Annexe II : Recommandations aux gouvernements donateurs

  1. Les gouvernements donateurs devraient reconnaître et respecter l'action indépendante, humanitaire et impartiale des IHNG

    Les IHNG sont des organismes indépendants et apolitiques, dont l'indépendance et l'impartialité devraient être reconnues par les gouvernements donateurs. Ces gouvernements devraient s'abstenir d'utiliser les IHNG au service d'un objectif politique ou idéologique, quel qu'il soit.
     
  2. Les gouvernements donateurs devraient, lorsqu'ils fournissent des fonds, garantir l'indépendance des opérations

    Les IHNG acceptent l'assistance financière et matérielle des gouvernements donateurs dans le même esprit d'humanité et d'indépendance qui régit la distribution des secours aux victimes des catastrophes. La mise en oeuvre des opérations de secours relève en dernier ressort de la responsabilité de l'IHNG concernée, et sera effectuée selon ses propres principes.
     
  3. Les gouvernements donateurs devraient utiliser leurs bons offices pour aider les IHNG à obtenir l'accès aux victimes des catastrophes

    Les gouvernements donateurs devraient reconnaître qu'ils assument une part de responsabilité à l'égard de la sécurité du personnel des IHNG et de sa liberté d'accès aux sites de catastrophes. Ils devraient être disposés en cas de nécessité à intervenir à cette fin, sur le plan diplomatique, auprès des gouvernements des pays sinistrés.

 

Annexe III : Recommandations aux organisations internationales
 

  1. Les OIG devraient reconnaître les IHNG, locales et étrangères, comme des partenaires précieux

    Les IHNG sont disposées à coopérer avec les Nations Unies et avec d'autres institutions intergouvernementales pour faire en sorte que les interventions en cas de catastrophe soient aussi efficaces que possible, cela dans un esprit de coopération respectueux de l'intégrité et de l'indépendance de tous les partenaires. Les institutions intergouvernementales doivent pour leur part respecter l'indépendance et l'impartialité des IHNG. Celles-ci devraient être consultées par les institutions des Nations Unies lors de la préparation des plans de secours.
     
  2. Les OIG devraient aider les gouvernements des pays sinistrés à établir un cadre général pour la coordination des secours internationaux et locaux en cas de catastrophe

    Les IHNG ne sont généralement pas habilitées à établir le cadre général de coordination face aux catastrophes qui exigent une intervention internationale. Cette responsabilité incombe au gouvernement du pays hôte et aux autorités compétentes au sein des Nations Unies, qui sont instamment priés de fournir ce service de manière opportune et efficace, dans l'intérêt de l'État sinistré et de l'ensemble des acteurs nationaux et internationaux intervenant à la suite d'une catastrophe. En tout état de cause, les IHNG devraient faire tout ce qui est en leur pouvoir pour assurer une coordination efficace de leurs propres services.

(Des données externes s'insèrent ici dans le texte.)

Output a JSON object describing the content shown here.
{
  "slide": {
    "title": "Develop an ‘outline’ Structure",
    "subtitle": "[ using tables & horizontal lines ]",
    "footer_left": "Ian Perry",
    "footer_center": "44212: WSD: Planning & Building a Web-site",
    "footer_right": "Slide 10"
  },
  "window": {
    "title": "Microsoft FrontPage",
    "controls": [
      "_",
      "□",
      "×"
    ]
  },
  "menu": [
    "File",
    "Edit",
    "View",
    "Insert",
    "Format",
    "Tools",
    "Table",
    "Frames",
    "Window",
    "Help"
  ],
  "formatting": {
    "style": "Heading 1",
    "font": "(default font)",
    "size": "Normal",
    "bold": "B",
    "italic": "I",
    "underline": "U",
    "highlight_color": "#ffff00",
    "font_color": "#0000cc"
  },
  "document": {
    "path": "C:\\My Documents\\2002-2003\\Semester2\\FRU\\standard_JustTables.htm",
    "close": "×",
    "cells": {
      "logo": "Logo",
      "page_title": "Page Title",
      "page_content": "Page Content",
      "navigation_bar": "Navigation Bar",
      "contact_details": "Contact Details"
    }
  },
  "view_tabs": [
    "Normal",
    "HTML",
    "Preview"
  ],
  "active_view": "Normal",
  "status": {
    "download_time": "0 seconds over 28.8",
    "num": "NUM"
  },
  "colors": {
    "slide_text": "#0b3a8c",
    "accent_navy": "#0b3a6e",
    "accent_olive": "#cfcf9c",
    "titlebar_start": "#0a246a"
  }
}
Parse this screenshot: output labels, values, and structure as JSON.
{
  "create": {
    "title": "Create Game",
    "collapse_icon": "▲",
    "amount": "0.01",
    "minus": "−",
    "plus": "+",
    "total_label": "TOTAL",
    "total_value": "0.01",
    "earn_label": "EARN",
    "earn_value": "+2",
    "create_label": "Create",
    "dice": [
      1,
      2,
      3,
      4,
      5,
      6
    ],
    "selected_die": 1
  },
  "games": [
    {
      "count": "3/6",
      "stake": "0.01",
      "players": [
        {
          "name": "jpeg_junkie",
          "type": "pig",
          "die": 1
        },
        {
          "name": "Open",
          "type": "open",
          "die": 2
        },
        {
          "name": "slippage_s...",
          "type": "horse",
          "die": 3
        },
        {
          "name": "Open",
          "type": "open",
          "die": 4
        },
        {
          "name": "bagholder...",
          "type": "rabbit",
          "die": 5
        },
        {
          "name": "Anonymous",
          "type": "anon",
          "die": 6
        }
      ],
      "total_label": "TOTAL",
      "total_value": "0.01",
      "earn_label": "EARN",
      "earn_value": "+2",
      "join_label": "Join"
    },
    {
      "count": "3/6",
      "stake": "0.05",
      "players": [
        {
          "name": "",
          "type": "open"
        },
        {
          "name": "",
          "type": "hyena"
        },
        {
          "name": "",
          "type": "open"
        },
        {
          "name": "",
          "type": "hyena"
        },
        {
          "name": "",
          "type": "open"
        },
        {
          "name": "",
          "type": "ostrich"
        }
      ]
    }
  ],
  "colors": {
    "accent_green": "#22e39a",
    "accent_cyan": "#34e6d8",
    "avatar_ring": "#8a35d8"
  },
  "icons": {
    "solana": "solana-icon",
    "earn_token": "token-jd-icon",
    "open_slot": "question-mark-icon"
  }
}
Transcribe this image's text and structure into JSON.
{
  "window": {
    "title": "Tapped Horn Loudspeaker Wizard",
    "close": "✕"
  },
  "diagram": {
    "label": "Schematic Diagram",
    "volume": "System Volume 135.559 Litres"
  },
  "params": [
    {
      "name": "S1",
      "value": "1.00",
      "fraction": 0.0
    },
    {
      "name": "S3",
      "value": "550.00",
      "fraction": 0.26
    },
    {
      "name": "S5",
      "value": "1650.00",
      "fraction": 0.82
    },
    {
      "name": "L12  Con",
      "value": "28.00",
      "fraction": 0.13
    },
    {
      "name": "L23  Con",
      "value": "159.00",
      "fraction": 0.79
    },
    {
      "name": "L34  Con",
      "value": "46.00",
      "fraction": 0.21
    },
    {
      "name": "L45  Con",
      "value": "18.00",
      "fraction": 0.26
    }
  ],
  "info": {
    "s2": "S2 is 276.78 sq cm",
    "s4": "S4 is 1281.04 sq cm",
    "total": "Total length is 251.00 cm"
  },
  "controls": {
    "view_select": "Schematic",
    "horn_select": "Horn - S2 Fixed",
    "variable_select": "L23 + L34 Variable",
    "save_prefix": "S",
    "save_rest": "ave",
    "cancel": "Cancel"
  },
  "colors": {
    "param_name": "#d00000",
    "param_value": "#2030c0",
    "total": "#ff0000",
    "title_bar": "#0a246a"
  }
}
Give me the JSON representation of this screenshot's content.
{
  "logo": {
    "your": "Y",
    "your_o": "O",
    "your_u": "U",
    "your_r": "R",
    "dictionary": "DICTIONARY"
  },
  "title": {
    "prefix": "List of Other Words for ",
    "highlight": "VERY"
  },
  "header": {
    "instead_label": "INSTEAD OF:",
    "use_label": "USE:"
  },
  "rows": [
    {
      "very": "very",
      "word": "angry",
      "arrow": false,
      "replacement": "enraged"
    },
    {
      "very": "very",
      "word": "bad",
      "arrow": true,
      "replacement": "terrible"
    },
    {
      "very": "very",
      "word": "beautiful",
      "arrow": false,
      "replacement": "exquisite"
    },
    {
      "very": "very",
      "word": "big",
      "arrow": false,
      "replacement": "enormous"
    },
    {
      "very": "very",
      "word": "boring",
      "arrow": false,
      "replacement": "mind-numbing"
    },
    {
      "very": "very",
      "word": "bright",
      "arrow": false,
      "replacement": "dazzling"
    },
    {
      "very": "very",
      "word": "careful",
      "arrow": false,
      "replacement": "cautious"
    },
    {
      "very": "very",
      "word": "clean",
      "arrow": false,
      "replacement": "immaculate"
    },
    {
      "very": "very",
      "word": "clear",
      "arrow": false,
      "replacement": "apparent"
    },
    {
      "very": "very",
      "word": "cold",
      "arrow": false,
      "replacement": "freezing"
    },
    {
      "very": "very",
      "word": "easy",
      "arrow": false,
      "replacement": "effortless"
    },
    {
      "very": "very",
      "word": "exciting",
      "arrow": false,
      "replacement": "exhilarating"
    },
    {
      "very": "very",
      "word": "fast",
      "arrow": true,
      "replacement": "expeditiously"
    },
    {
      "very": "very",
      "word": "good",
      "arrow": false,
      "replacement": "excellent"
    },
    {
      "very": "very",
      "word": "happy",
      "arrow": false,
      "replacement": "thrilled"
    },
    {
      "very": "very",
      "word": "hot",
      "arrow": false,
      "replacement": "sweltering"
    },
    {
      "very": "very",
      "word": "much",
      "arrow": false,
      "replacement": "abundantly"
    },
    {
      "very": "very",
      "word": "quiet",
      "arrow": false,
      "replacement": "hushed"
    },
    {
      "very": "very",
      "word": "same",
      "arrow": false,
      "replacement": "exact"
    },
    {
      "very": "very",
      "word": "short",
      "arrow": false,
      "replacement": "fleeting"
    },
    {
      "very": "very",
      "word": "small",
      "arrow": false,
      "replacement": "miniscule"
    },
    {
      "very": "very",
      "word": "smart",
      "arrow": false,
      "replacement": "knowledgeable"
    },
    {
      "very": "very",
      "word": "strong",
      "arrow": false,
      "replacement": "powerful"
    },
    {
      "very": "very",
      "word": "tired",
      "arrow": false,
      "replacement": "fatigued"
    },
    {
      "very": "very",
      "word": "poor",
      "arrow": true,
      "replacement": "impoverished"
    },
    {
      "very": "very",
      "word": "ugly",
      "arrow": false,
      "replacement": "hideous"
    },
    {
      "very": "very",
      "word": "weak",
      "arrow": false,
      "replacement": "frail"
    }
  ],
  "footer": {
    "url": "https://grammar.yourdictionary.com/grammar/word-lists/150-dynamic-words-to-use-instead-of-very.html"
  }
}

    En cas de conflit armé, les opérations de secours sont régies par les dispositions applicables du droit international humanitaire.
     
  3. Les OIG devraient étendre aux IHNG la protection assurée aux institutions des Nations Unies

    Lorsque les organisations intergouvernementales bénéficient de mesures de protection pour leur sécurité, ces mesures devraient être étendues aux IHNG avec lesquelles elles collaborent sur le terrain, lorsque ces dernières en font la demande.
     
  4. Les OIG devraient accorder aux IHNG les mêmes possibilités d'accès aux informations pertinentes que celles dont jouissent les institutions des Nations Unies

    Les OIG sont instamment priées de partager avec les IHNG associées à leurs opérations toutes les informations propres à permettre une intervention efficace en cas de catastrophe.